この問題を、数名に受けてもらったんですが、全員が「フラックス塗布が先で
仮付けをする」と答えてます。
何故?って聞かれた時、正当な答えが見るからなかったので「フラックスは、
付けすぎても不良を起こす原因にもなるし、必要最小限な量を必要な時に、
塗布した方がいいじゃないか?」って答えてしまったんですが・・
正解を教えていただけませんか・・?
☆ハンダ付け職人の回答
ノセ精機 野瀬です
ご無沙汰しております
上級オペレーターですか!
すばらしい・・ 実技のほうが結構厳しいので
落ちる人も多いみたいですが 受かれば大きな自信になりますね
さて フラックスの件ですが
○○様のおっしゃる通り
> 「フラックスは、
> 付けすぎても不良を起こす原因にもなるし、必要最小限な量を必要な時に、
> 塗布した方がいい」
というのが正解です
たいへん言葉が足りずに申し訳なかったですが
> 一方に仮付けした後に
> フラックスを両面に塗布するのは何故なんですか?
これは フラックスを後で 洗浄液で拭き取ることが
前提になってしまっています。
おそらく 日本溶接協会のAORPでも感じられたと思いますが
適量のハンダ量というのは かなり量が少なく
小さなチップ部品のハンダ付けでは ごく微量のハンダしか
使えないため フラックスも本当に極微量しか使えないことになります
このため 電極の酸化したチップ部品などではどうしても
フラックスを塗布することになるのですが
仮半田の状態では まだ フィレットを形成する必要はないため
フラックスは使わないほうが良いと判断しました。
(仮半田でも 蒸発しますね)
で・・仮半田が完了した後 チップの電極と基板に薄くフラックスが
塗布できれば 最少量になるかと考えたわけです。
しかし、考えてみるとこれが絶対正解というものではなく
仮半田の前に塗布しておいても 全然問題なく完璧なハンダ付けが
できることが殆どだと思います。
というわけで
電極の酸化や かなり小さいチップ部品を含むランダムな
ハンダ付けでは経験上 一方に仮付けした後に フラックスを両面に塗布する
のが 一番効率的かな?と考え記載したものです。
答えになっていますでしょうか?
☆ お返事
早速のご回答有り難う御座いました。
弊社の半田工程でフラックスを洗浄する?と言う工程がなく、
「フラックスを付けすぎると不良の原因になる事がある。
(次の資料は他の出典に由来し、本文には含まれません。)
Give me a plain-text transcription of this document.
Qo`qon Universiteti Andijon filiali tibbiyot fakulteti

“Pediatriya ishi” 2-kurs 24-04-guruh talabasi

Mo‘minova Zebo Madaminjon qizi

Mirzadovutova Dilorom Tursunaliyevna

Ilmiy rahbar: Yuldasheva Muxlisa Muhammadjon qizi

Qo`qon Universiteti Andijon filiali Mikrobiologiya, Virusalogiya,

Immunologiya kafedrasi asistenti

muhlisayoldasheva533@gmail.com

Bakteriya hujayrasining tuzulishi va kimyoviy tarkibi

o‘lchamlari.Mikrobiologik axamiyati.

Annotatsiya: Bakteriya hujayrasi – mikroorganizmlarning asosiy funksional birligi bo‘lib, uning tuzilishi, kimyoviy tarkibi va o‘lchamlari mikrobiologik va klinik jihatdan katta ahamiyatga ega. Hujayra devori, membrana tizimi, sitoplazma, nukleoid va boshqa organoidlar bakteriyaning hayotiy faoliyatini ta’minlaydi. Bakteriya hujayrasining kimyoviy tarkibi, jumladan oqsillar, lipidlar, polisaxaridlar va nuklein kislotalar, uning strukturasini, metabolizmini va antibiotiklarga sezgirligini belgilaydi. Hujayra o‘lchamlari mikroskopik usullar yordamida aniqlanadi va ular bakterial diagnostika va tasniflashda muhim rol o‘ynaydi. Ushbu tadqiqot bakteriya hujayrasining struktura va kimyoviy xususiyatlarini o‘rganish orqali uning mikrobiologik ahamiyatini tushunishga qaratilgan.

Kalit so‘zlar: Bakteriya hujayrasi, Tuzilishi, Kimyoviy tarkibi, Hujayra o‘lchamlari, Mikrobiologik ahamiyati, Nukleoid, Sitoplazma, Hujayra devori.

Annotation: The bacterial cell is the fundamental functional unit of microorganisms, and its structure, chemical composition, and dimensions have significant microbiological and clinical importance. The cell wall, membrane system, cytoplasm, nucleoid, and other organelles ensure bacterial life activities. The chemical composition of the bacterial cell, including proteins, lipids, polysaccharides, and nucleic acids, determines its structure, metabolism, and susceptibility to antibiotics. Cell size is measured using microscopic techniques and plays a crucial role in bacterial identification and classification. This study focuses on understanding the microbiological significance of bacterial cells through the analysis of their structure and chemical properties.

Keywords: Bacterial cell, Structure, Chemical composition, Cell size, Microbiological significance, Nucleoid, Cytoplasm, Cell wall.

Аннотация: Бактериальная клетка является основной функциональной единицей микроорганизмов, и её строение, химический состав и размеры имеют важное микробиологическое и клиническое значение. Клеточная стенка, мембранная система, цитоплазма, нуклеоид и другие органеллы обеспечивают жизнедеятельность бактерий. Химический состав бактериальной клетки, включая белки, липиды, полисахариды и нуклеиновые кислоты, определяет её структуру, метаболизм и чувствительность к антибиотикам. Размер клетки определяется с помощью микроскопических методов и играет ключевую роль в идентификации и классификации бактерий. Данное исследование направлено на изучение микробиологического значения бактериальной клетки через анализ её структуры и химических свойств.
」事さえ
知られていないようでした。
それ故に、「フラックスはたくさん付けた方が付けやすい。!」と
思って、「ベトベト」に塗布している作業者もいるようです。
まだまだ、「教育不足だなぁ!」と実感させられます。
確かに、AOPRで実技講習を受けた際、フラックスを塗布しすぎると
後の洗浄が大変ですし、洗浄が足りないと基板の汚れでNGになります。
以前にインサーキットチェッカーのコンタクトピンにフラックスが
悪影響を起こす為、塗布量に注意する事。と教育したのですが、
生産性を重視して、品質面がおろそかになってしまっています。
(まだまだ、やる事はいっぱいあるようです。!!)
又、勉強させてください。最終は「インストラクター」迄狙います。
ところで、しばらく見ない(homepage) 内にずいぶん替わったんですね?
非常に見易くなって感動してます。
☆ 追加で回答
ノセ精機 野瀬です
> 弊社の半田工程でフラックスを洗浄する?と言う工程がなく、
> 「フラックスを付けすぎると不良の原因になる事がある。」事さえ
> 知られていないようでした。
通常は量産品でフラックスを洗浄することはないと思います
うちでは 試作品を扱うことが多く 数量も少なく
1個に掛ける工数も多いため フラックスは拭き取ったり
洗浄したりすることが多いです。
生のフラックス(熱で活性化していない)には腐食作用がありますから
べとべとにしておくと数年後には いろいろな悪さをします。